Insomma esiste chi mi può dare certezze di coscienza nella vita? Nel vangelo Gesù si presenta così e quel che ha detto l’ha pagato con la vita, in una morte assurda, crudele e accettata per amore. Ecco perché il suo grido è liberatorio per la sua missione nel mondo  e soprattutto un grande dono per noi: Giovanni l’evangelista lo usa altre tre volte con solennità, sempre riferito a Gesù. Gridò, esclamò a voce alta, disse con clamore: chi ha sete in me, beva, io sono mandato da Dio, io sono venuto nel mondo come luce… Possiamo allora fare chiarezza dentro di noi e tra noi del contenuto di questo molteplice grido:

  • Credere  in Gesù  vederlo, significa vedere il Padre che lo ha mandato. Lui  e il Padre sono una cosa sola. Gesù ci riflette Dio e lo avvicina all’uomo e alla donna, all’umanità, lo fa conoscere, lo comunica. Basta cercare Dio solo nella filosofia o nelle sole facoltà di conoscenza umane
  • Gesù è la luce, nella confusione delle nostre tenebre, nella incredulità di cui molti si vantano e si sentono superiori in umanità, e seguendo questa luce possiamo dare significato vero e definitivo alla nostra vita. Come dice sant’Anselmo di Aosta: “O somma e inaccessibile luce, o totale e beata verità…Tu sei tutta presente in ogni luogo e io non ti vedo.
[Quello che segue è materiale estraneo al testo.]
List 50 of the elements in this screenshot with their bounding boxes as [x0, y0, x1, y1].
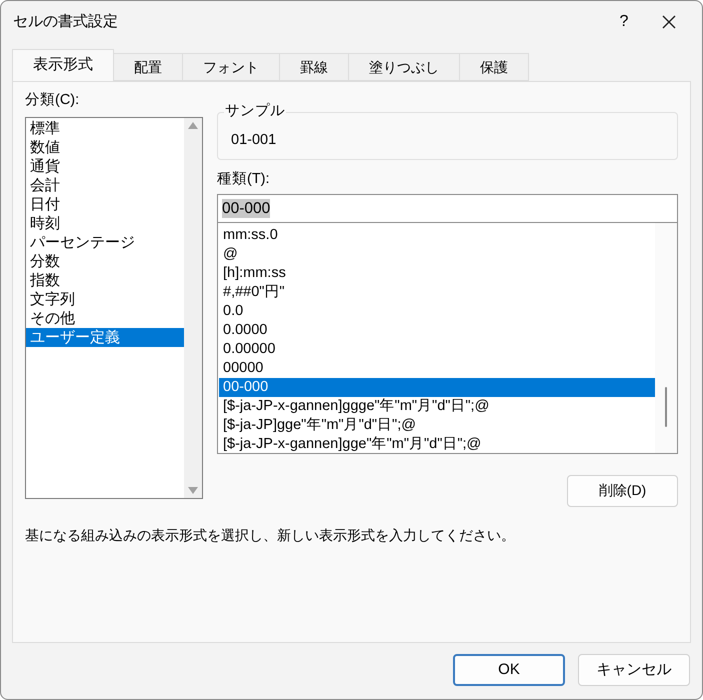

In Te mi muovo e sono in Te, e non posso accostarmi a Te, Sei dentro di me e attorno a me, e io non ti sento. Fa o Dio che io ti conosca, ti ami per gioire di Te… qui la mia gioia sia grande nella speranza e di là sia piena nella realtà”
  • Il dilemma fede-incredulità gira intorno alla accettazione o rigetto di Gesù e questo significa anche salvezza o perdizione, vita riuscita o vita fallita, vivere in  pienezza o vivacchiare
  • La venuta di Gesù, la sua azione, la sua predicazione, il suo farsi uomo condividendo tutto della nostra esistenza, eccetto il male in sè, il peccato (perché di male ne ha subito se l’hanno crocifisso) aveva un unico scopo, non condannare, ma comunicare la vita; questo è il Progetto, (il vangelo dice comando e noi purtroppo lo pensiamo sempre una imposizione di qualcuno su un altro, qui il Padre sul Figlio), il progetto che Padre Figlio e Spirito Santo si sono dati per amore dell’umanità

Valeva proprio la pena che Gesù lo gridasse, lo annunciasse con clamore, lo facesse capire al di sopra di tutto e noi gliene siamo grati, in questo tempo pasquale di gioia, di speranza, di invocazione a Dio che ci purifichi dalla guerra e da tutti gli strascichi che si porta dietro.